# Chicago Lyric Opera La Boheme



## Cavaradossi (Aug 2, 2012)

Jaws will drop, but I exchanged my tickets for the Netrebko Boheme here in March for the "second" cast run this month featuring Ana Maria Martinez and Dimitri Pittas. The reason is I found out I will be out of town for work the date of the March tickets and the SO will be on the east coast all of March rehearsing for his own Puccini gig.

It was a new-to-Chicago production imported from San Francisco. A bit fresher than the 1972 production used here thru 2008 but still a very conventional mid-19th century Paris setting. Martinez' Mimi was moving and effective. Pittas, was less so, though still a solid Rodolfo.

The set that struck me most was the garret, for once realistically sized and palpably cramped when all four occupants were home. A thought-provoking change from the penthouse-sized suites typically portrayed. The garret itself was set within a large flat photo panel of the rooftops of Paris taking up the rest of the stage. To me the most effective moment was the first chord of _Che gelida manina_ when the panel blew apart, leaving the garret suspended in a moonlit sky.

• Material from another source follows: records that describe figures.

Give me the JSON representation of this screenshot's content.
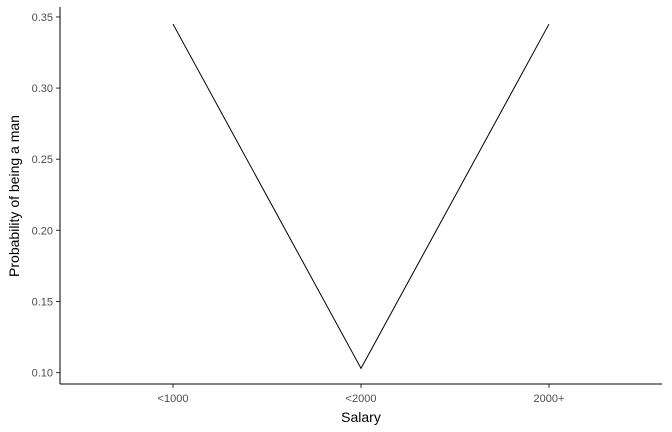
{
  "chart_data": {
    "type": "line",
    "categories": [
      "<1000",
      "<2000",
      "2000+"
    ],
    "series": [
      {
        "values": [
          0.345,
          0.103,
          0.345
        ]
      }
    ],
    "xlabel": "Salary",
    "ylabel": "Probability of being a man",
    "ylim": [
      0.092,
      0.357
    ],
    "yticks": [
      "0.10",
      "0.15",
      "0.20",
      "0.25",
      "0.30",
      "0.35"
    ],
    "grid": false,
    "colors": {
      "line": "#000000",
      "axis": "#000000",
      "tick_text": "#4d4d4d"
    }
  }
}
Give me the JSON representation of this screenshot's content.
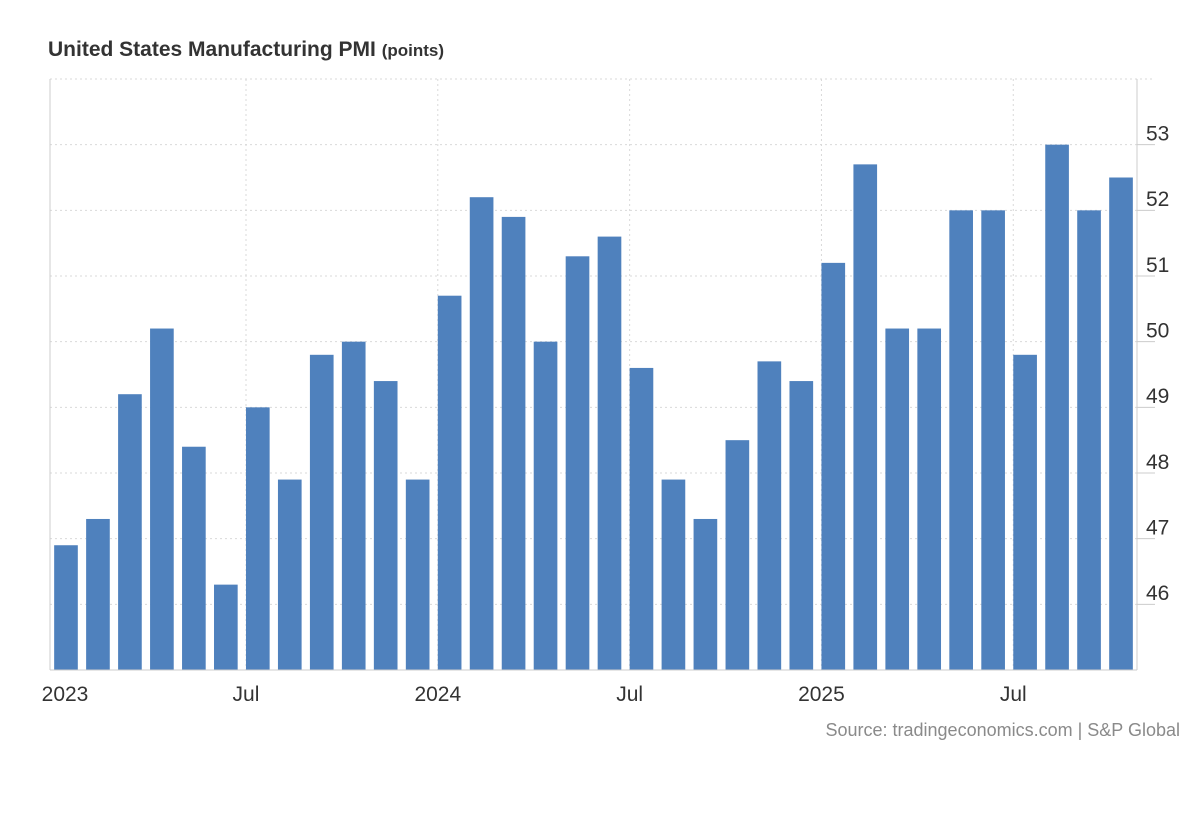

It was a generally faithful "do no harm" production, but some annoying directorial choices undercut the action at key points. For example, rather than touching hands in the dark searching for the key, the trigger for _Che gelida_ was the Rodolfo _handing_ Mimi her lost key . Silly and pointless, since the next lines are "What's the use of looking? We won't find it in the dark". Similarly, the English supertitles involved some unfortunate paraphrasing. Honestly, the libretto already contains the perfect balance of pathos and humor, why do directors and translators feel the need to 'improve' on it?


----------



## sospiro (Apr 3, 2010)

Cavaradossi said:


> Jaws will drop, but I exchanged my tickets for the Netrebko Boheme here in March for the "second" cast run this month featuring Ana Maria Martinez and Dimitri Pittas. The reason is I found out I will be out of town for work the date of the March tickets and the SO will be on the east coast all of March rehearsing for his own Puccini gig.
> 
> It was a new-to-Chicago production imported from San Francisco. A bit fresher than the 1972 production used here thru 2008 but still a very conventional mid-19th century Paris setting. Martinez' Mimi was moving and effective. Pittas, was less so, though still a solid Rodolfo.
> 
> ...


The set sounds really good but, as you say, why do some directors think they can improve a masterpiece? :scold:


----------



## guythegreg (Jun 15, 2012)

Well, I hope you had a good time anyway. To me, Boheme isn't about the quality of the singing, but about the romance. As you say, poor directorial choices can interfere. Glad you had some good moments, anyway.


----------